Administratively, Jabučki Rit was originally part of the municipality of Padinska Skela. In 1955 it was abolished as a separate settlement and annexed to Padinska Skela, along with other nearby settlements. In 1956 these settlements were again separated, and the entire Pančevački Rit was incorporated into the municipality of Krnjača, which was itself abolished in 1965 and attached to Palilula. Most of the smaller settlements, including Jabučki Rit, were abolished again in 1972 and annexed to the larger ones. Jabučki Rit was reattached to Padinska Skela, despite being 13 km to the east, with no urban continuity between them. It is, in fact, much closer to the Belgrade suburb of Ovča, whose eastern outskirts lie about 3 km to the southwest.

The movement advocating the creation of a new Dunavski Venac municipality, essentially a revival of the former Krnjača municipality under a different name, has been one of the most active municipal initiatives in Belgrade.
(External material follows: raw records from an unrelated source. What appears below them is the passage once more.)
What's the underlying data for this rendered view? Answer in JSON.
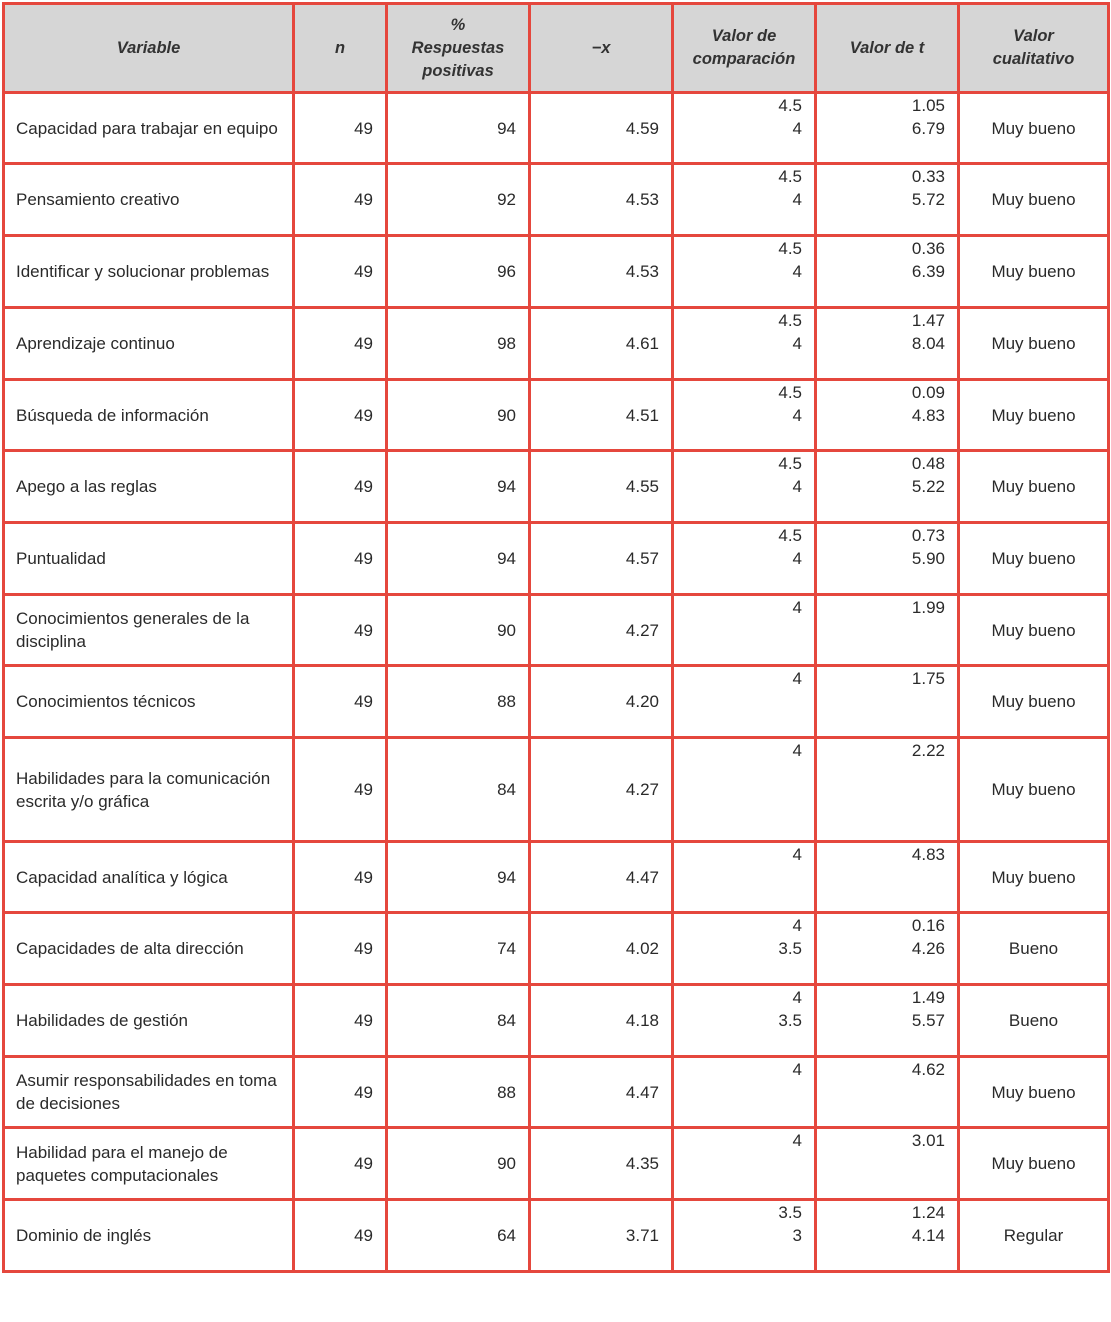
{
  "table": {
    "header": [
      "Variable",
      "n",
      "% Respuestas positivas",
      "−x",
      "Valor de comparación",
      "Valor de t",
      "Valor cualitativo"
    ],
    "rows": [
      {
        "variable": "Capacidad para trabajar en equipo",
        "n": "49",
        "percent": "94",
        "mean": "4.59",
        "comparison": [
          "4.5",
          "4"
        ],
        "t": [
          "1.05",
          "6.79"
        ],
        "qualitative": "Muy bueno"
      },
      {
        "variable": "Pensamiento creativo",
        "n": "49",
        "percent": "92",
        "mean": "4.53",
        "comparison": [
          "4.5",
          "4"
        ],
        "t": [
          "0.33",
          "5.72"
        ],
        "qualitative": "Muy bueno"
      },
      {
        "variable": "Identificar y solucionar problemas",
        "n": "49",
        "percent": "96",
        "mean": "4.53",
        "comparison": [
          "4.5",
          "4"
        ],
        "t": [
          "0.36",
          "6.39"
        ],
        "qualitative": "Muy bueno"
      },
      {
        "variable": "Aprendizaje continuo",
        "n": "49",
        "percent": "98",
        "mean": "4.61",
        "comparison": [
          "4.5",
          "4"
        ],
        "t": [
          "1.47",
          "8.04"
        ],
        "qualitative": "Muy bueno"
      },
      {
        "variable": "Búsqueda de información",
        "n": "49",
        "percent": "90",
        "mean": "4.51",
        "comparison": [
          "4.5",
          "4"
        ],
        "t": [
          "0.09",
          "4.83"
        ],
        "qualitative": "Muy bueno"
      },
      {
        "variable": "Apego a las reglas",
        "n": "49",
        "percent": "94",
        "mean": "4.55",
        "comparison": [
          "4.5",
          "4"
        ],
        "t": [
          "0.48",
          "5.22"
        ],
        "qualitative": "Muy bueno"
      },
      {
        "variable": "Puntualidad",
        "n": "49",
        "percent": "94",
        "mean": "4.57",
        "comparison": [
          "4.5",
          "4"
        ],
        "t": [
          "0.73",
          "5.90"
        ],
        "qualitative": "Muy bueno"
      },
      {
        "variable": "Conocimientos generales de la disciplina",
        "n": "49",
        "percent": "90",
        "mean": "4.27",
        "comparison": [
          "4"
        ],
        "t": [
          "1.99"
        ],
        "qualitative": "Muy bueno"
      },
      {
        "variable": "Conocimientos técnicos",
        "n": "49",
        "percent": "88",
        "mean": "4.20",
        "comparison": [
          "4"
        ],
        "t": [
          "1.75"
        ],
        "qualitative": "Muy bueno"
      },
      {
        "variable": "Habilidades para la comunicación escrita y/o gráfica",
        "n": "49",
        "percent": "84",
        "mean": "4.27",
        "comparison": [
          "4"
        ],
        "t": [
          "2.22"
        ],
        "qualitative": "Muy bueno"
      },
      {
        "variable": "Capacidad analítica y lógica",
        "n": "49",
        "percent": "94",
        "mean": "4.47",
        "comparison": [
          "4"
        ],
        "t": [
          "4.83"
        ],
        "qualitative": "Muy bueno"
      },
      {
        "variable": "Capacidades de alta dirección",
        "n": "49",
        "percent": "74",
        "mean": "4.02",
        "comparison": [
          "4",
          "3.5"
        ],
        "t": [
          "0.16",
          "4.26"
        ],
        "qualitative": "Bueno"
      },
      {
        "variable": "Habilidades de gestión",
        "n": "49",
        "percent": "84",
        "mean": "4.18",
        "comparison": [
          "4",
          "3.5"
        ],
        "t": [
          "1.49",
          "5.57"
        ],
        "qualitative": "Bueno"
      },
      {
        "variable": "Asumir responsabilidades en toma de decisiones",
        "n": "49",
        "percent": "88",
        "mean": "4.47",
        "comparison": [
          "4"
        ],
        "t": [
          "4.62"
        ],
        "qualitative": "Muy bueno"
      },
      {
        "variable": "Habilidad para el manejo de paquetes computacionales",
        "n": "49",
        "percent": "90",
        "mean": "4.35",
        "comparison": [
          "4"
        ],
        "t": [
          "3.01"
        ],
        "qualitative": "Muy bueno"
      },
      {
        "variable": "Dominio de inglés",
        "n": "49",
        "percent": "64",
        "mean": "3.71",
        "comparison": [
          "3.5",
          "3"
        ],
        "t": [
          "1.24",
          "4.14"
        ],
        "qualitative": "Regular"
      }
    ]
  }
}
A petition with 17,000 signatures was submitted to the Belgrade City Assembly in 2003, but the assembly concluded that conditions for establishing a new municipality were not met. The movement gained momentum, and in 2005 the Palilula Municipal Assembly initially supported the proposal, but later reversed its decision. According to the statute of the organization promoting the new municipality, Jabučki Rit (along with other peripheral settlements) would again be detached from Padinska Skela. In October 2017, the city administration disclosed that the proposal had been resubmitted, but that it was inconsistent with the City Statute.

== Characteristics ==
The settlement is named after the nearby village of Jabuka in Pančevo, Vojvodina. ‘’Jabučki rit’’ means “Jabuka's marshland”. The area is known among birdwatchers and is recognized as a successful breeding site of the white-tailed eagle.

While it existed as a separate settlement, Jabučki Rit had a population of 799 in 1961 and 885 in 1971.

Jabučki Rit is connected to Belgrade by public bus line 106, which links it to the Omladinski Stadium terminus in the neighborhood of Bogoslovija. The settlement has a kindergarten, a four-year elementary school (a satellite school of the “Olga Petrov” elementary school in Padinska Skela), and a community healthcare center. A small Romani settlement is located in Jabučki Rit, as part of a 2015 city social-housing project.